A legal requirement dictating that women need to give details about their marital status in deeds of property sales, including the name of their former husband, was discriminatory and hence unconstitutional, a court declared today.

The ruling was handed down by the Constitutional Court after a woman explained how she felt humiliated and disgusted when a notary told her that unless information regarding her personal status and her ex-husband's name were supplied, a promise of sale agreement would not be registered at the Public Registry. 

Marie Therese Cuschieri, 35, explained that she was legally separated from her husband in 2013 and had later divorced.
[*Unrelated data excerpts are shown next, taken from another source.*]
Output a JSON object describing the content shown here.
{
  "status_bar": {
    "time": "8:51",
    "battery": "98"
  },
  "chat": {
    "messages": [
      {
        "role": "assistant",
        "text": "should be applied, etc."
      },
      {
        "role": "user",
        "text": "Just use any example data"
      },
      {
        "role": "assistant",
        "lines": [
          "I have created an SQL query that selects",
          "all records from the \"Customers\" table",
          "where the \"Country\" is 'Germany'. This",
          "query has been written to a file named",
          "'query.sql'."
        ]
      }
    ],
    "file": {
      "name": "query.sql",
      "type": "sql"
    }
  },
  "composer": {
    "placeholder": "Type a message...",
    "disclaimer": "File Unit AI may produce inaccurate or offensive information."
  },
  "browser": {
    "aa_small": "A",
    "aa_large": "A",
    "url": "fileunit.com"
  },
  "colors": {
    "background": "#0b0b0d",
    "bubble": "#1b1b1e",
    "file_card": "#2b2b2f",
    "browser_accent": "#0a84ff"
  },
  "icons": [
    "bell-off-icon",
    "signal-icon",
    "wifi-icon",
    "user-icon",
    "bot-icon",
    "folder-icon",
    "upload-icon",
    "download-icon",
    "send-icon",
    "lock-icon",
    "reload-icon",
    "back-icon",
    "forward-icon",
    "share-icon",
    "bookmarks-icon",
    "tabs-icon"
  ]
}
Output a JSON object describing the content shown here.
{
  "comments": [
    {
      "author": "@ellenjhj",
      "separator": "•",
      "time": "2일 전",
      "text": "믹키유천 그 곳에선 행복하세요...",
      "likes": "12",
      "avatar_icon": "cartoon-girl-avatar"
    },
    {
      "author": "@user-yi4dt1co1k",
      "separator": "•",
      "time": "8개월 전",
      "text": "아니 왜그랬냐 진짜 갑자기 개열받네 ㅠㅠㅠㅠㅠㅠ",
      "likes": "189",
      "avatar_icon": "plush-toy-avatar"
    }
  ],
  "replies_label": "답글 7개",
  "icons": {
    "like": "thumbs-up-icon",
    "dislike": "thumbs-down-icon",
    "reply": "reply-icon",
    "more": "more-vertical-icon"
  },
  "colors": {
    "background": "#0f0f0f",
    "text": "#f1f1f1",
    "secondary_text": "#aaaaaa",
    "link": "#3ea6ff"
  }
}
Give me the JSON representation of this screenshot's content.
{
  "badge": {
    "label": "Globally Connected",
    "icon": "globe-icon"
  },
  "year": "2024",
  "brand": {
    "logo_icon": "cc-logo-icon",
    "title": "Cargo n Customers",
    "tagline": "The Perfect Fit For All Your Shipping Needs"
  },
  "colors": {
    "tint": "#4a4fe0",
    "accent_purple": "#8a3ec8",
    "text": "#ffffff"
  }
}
Yet, when she appeared as director of a company on a promise of sale agreement, the notary informed her that information regarding her personal status and her ex-husband's name had to be supplied.

She felt so disgusted and humiliated that she even nominated her son to appear in her stead on the final deed of sale.

She then filed a constitutional application against the Attorney General, arguing that the relevant clauses in the Notarial Profession and Archives Act constituted an invasion of her private life and that of her family.

The chief notary to government testified that the clauses in question were intended to ensure that legal searches before the publication of a contract be carried out successfully. Since a woman could change her surname, such personal information was necessary to determine whether a particular property had been acquired before or after marriage.

But the court observed that since this information was not requested in case of men, the article was not neutral and thus discriminatory.

Legal searches was not a legitimate justification but rather an administrative excuse, the court said.

The legal mechanism for the identification and removal of such discriminatory provisions under the law has been operative since 1991 and yet such an "anachronistic" provision clearly failed to acknowledge that men and women deserved equal treatment.

The court said the authorities could not blame an inefficient computerisation exercise. Although technical and bureaucratic problems are bound to crop up, even in relation to the system of legal searches, these were not insurmountable, especially in today's computerised age.

In this day and age when every person has an ID card, legal searches need not be effected on the basis of a person's civil status. Moreover, the law must reflect the present-day reality that men and women are equal partners in marriage.

The court concluded that the legal provision in question doubtlessly gave rise to a violation of the applicant's right to private life by "linking her indefinitely to a person who no longer formed part of her life".